Roche announced the deal to acquire Spark Therapeutics and its gene therapy programs in February. Roche agreed to acquire all outstanding shares of Spark at $114.50 per share. In a move similar to that of Novartis, Roche wanted to bring Spark and its gene therapy treatments under its umbrella, including the approved Luxturna (voretigene neparvovec), a gene therapy for a rare, genetic form of blindness. In addition to Luxturna, Roche is keenly interested in Spark’s gene therapy program for hemophilia A. Last year, Spark released mid-stage data that showed a one-time treatment yielded a 97% response rate in reduced bleeding events in patients. Spark’s gene therapy treatment is expected to complement Roche’s hemophilia treatment Hemlibra. A 2018 approval for a second indication makes Hemlibra the only prophylactic treatment for people with hemophilia A with and without factor VIII inhibitors that can be administered subcutaneously and also includes a dosing regimen up to once every four weeks.

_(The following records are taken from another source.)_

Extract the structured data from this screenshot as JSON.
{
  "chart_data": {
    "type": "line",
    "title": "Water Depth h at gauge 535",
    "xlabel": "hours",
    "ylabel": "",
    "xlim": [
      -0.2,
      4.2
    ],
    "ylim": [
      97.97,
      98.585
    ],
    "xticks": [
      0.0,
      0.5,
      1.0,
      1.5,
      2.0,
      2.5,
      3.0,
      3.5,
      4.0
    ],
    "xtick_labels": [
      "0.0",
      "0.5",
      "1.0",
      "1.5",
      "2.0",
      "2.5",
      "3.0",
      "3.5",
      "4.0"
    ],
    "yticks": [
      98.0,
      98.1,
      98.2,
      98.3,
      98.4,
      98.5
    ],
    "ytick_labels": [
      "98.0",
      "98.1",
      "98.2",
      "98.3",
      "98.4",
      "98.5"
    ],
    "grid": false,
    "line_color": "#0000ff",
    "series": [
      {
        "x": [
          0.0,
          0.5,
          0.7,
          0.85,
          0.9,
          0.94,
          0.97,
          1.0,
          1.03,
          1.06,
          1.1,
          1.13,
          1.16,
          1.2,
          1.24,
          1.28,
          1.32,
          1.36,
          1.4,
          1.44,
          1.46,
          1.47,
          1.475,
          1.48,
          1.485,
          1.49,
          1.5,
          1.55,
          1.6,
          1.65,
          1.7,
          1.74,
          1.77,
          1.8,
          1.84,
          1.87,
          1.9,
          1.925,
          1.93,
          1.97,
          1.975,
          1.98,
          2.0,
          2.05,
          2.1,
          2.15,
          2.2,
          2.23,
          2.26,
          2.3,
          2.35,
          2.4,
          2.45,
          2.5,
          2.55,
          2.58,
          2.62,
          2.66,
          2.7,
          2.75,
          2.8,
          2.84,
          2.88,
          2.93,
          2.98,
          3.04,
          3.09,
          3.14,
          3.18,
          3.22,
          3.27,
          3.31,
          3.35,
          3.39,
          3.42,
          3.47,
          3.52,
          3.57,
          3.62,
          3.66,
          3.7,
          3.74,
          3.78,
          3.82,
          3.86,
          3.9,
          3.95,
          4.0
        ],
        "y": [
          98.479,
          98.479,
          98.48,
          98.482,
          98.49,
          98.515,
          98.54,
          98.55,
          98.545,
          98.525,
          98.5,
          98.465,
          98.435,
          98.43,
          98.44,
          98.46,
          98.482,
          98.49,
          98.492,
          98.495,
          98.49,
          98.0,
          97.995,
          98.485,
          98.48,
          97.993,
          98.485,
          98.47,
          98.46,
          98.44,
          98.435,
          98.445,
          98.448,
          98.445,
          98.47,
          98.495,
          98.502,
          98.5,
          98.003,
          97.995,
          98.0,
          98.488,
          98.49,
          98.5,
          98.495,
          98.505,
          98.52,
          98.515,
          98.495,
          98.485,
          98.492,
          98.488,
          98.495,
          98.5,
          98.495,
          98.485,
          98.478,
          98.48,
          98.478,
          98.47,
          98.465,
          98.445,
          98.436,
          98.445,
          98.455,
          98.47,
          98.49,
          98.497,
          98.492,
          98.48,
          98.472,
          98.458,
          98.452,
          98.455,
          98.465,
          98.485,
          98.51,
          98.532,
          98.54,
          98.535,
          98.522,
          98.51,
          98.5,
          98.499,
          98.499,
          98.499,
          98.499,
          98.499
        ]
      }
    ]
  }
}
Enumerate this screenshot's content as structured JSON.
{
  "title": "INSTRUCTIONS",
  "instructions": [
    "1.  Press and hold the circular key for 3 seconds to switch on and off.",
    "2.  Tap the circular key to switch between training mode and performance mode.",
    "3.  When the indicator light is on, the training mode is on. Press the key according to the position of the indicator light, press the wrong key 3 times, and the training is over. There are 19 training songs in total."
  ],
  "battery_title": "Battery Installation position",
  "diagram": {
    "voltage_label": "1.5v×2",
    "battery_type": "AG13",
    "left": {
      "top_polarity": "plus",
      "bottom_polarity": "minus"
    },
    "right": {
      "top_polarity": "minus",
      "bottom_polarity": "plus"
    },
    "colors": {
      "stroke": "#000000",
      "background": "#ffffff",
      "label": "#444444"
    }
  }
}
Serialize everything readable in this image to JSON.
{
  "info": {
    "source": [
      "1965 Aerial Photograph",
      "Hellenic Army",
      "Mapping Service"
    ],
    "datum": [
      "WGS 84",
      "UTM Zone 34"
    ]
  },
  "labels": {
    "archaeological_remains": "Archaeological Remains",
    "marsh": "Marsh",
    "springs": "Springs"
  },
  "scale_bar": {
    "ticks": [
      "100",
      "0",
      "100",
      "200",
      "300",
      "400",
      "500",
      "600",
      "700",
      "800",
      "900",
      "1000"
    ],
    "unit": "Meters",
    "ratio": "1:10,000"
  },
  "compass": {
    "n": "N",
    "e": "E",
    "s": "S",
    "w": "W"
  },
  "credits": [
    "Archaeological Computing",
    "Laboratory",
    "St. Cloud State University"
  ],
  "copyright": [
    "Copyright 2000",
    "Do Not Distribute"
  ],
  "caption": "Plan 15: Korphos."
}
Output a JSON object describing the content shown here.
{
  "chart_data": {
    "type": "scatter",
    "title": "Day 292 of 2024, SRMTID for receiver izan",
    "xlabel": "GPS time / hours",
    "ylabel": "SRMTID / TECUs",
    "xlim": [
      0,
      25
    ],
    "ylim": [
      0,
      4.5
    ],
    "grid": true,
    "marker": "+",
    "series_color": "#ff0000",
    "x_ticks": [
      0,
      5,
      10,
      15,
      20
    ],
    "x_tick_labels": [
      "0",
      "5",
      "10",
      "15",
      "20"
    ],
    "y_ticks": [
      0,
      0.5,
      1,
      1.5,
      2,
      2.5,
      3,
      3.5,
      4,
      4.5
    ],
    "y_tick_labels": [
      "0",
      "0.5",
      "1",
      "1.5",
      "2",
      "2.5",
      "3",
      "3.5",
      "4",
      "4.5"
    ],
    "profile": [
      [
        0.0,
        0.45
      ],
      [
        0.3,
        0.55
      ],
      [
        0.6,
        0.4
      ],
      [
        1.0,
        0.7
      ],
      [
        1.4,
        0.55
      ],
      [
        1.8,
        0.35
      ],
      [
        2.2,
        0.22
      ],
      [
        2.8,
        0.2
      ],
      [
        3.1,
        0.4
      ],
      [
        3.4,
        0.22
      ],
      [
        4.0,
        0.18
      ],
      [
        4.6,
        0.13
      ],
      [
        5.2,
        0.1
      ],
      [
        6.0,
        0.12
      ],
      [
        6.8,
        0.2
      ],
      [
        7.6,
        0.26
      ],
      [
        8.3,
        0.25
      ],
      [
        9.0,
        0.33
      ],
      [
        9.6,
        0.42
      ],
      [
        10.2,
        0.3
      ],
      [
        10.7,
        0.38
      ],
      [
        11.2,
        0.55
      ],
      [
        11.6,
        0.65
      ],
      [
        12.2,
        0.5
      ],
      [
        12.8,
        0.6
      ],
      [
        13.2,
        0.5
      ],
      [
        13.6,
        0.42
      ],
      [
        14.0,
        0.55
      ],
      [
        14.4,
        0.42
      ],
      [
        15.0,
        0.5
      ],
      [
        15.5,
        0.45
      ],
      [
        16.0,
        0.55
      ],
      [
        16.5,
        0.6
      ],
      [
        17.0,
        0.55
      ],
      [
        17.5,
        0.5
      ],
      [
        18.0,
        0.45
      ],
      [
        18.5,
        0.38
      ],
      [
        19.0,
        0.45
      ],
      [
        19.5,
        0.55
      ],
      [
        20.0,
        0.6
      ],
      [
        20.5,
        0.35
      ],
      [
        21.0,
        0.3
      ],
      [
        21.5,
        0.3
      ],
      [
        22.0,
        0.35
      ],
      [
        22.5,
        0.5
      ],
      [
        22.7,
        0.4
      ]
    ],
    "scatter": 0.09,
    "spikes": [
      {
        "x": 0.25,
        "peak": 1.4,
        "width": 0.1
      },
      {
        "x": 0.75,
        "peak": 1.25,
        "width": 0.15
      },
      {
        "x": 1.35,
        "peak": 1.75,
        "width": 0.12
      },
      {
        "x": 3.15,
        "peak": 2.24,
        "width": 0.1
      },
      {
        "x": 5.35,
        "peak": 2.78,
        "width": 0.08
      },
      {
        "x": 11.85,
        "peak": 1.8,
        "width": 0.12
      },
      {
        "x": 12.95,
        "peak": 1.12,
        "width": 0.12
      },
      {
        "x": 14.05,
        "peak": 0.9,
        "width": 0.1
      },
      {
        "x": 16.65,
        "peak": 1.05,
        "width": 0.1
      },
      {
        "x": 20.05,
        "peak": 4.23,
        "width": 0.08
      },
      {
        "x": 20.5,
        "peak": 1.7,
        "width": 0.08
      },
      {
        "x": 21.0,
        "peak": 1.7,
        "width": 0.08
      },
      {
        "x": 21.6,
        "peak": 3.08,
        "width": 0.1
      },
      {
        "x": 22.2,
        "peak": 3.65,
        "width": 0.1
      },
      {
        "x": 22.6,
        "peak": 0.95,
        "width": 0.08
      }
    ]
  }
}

It isn’t just U.S. regulators who are closely examining the deal. Roche also said the U.K. Competition and Markets Authority (CMA) opened an investigation in order to obtain further information in relation to Roche’s proposed acquisition of Spark. According to Roche, the investigation from the CMA will determine whether or not the British agency has authority over the acquisition and, if so, whether or not the CMA considers that the acquisition may be expected to result in a substantial lessening of competition in the U.K. Pending the outcome of its investigation, the CMA has issued an Interim Enforcement Order that would become effective upon closing of the transaction and would require Roche to hold separate the Spark business. Both companies are working cooperatively with the CMA and will continue to do so, Roche said.